Dataproc hive operator not running hql file stored

2019-02-24 09:09发布

问题:

I am trying to run hql file present in cloud storage using airflow script,there are two parameters through which we can pass the path to DataprocHiveOperator :

  1. Query: 'gs://bucketpath/filename.q'

Error occuring - cannot recognize input near 'gs' ':' '/'

  1. query_uri :'gs://bucketpath/filename.q'

Error occuring: PendingDeprecationWarning: Invalid arguments were passed to DataProcHiveOperator. Support for passing such arguments will be dropped in Airflow 2.0. Invalid arguments were: *args: () **kwargs: {'query_uri': 'gs://poonamp_pcloud/hive_file1.q'

Using Query param , i have successfully run hive queries(select * from table)

Is there any way to run hql file stored in cloud storage bucket through dataprochiveoperator ?

回答1:

That's because you are using both query as well as query_uri.

If you are querying using a file, you have to use query_uri and query = None OR you can ignore writing query.

If you are using inline query then you have to use query.

Here is a sample for querying through a file.

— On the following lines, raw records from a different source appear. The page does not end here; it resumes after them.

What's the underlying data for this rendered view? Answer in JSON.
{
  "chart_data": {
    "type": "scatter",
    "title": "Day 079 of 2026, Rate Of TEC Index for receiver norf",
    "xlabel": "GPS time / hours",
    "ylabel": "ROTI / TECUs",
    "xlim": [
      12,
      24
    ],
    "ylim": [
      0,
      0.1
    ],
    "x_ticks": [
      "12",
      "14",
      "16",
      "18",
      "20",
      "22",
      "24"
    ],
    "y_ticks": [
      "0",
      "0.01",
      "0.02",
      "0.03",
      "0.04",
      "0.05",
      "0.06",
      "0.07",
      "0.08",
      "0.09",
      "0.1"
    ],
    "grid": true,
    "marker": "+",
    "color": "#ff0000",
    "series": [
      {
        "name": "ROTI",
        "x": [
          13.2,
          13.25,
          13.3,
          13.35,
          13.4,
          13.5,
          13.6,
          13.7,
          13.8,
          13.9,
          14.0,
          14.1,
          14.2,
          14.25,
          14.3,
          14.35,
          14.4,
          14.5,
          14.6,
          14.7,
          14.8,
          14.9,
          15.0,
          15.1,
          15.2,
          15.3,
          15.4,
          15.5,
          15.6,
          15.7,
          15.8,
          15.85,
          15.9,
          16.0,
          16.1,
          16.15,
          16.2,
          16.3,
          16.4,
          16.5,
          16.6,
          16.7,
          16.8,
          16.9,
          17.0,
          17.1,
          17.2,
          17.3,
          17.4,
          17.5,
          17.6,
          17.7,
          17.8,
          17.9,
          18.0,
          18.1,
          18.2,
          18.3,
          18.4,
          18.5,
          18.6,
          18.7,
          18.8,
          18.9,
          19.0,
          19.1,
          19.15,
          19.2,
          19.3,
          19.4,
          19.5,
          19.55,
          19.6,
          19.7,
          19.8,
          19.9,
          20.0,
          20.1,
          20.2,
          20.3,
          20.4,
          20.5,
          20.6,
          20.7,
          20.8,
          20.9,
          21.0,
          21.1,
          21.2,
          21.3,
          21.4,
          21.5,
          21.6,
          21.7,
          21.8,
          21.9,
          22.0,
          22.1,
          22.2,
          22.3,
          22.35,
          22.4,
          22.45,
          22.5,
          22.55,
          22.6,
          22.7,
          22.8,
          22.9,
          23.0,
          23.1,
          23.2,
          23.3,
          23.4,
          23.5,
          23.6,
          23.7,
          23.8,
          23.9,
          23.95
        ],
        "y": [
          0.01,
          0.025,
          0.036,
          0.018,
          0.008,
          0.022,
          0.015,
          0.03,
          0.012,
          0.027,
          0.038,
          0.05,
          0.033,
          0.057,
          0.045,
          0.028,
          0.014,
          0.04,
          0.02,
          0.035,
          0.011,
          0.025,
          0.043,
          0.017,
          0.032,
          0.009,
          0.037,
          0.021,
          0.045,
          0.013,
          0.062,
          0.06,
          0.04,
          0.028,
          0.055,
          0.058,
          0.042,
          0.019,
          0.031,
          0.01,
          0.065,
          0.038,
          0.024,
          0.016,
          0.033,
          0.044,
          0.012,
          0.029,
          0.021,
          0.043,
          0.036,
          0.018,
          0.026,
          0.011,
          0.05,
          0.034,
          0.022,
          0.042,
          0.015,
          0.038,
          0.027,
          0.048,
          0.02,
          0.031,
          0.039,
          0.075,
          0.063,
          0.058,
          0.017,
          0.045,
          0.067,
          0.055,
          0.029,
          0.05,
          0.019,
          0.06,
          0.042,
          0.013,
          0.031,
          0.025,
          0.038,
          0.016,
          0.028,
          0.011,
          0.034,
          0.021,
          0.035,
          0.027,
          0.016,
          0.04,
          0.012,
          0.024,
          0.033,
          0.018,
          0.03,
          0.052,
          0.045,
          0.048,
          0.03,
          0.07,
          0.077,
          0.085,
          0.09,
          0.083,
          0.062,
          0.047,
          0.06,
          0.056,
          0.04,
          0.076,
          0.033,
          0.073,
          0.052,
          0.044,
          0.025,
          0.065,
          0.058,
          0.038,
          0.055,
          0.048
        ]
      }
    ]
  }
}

HiveInsertingTable = DataProcHiveOperator(task_id='HiveInsertingTable',
    gcp_conn_id='google_cloud_default', 
    queri_ury="gs://us-central1-bucket/data/sample_hql.sql",
    cluster_name='cluster-name',
    region='us-central1',
    dag=dag)


回答2:

query_uri is the indeed the correct parameter for running an hql file off of Cloud Storage. However, it was only added to the DataProcHiveOperator in https://github.com/apache/incubator-airflow/pull/2402. Based on the warning message you got, I don't think you're running on code that supports the parameter. The change is not on the latest release (1.8.2), so you'll need to wait for another release or grab it off the master branch.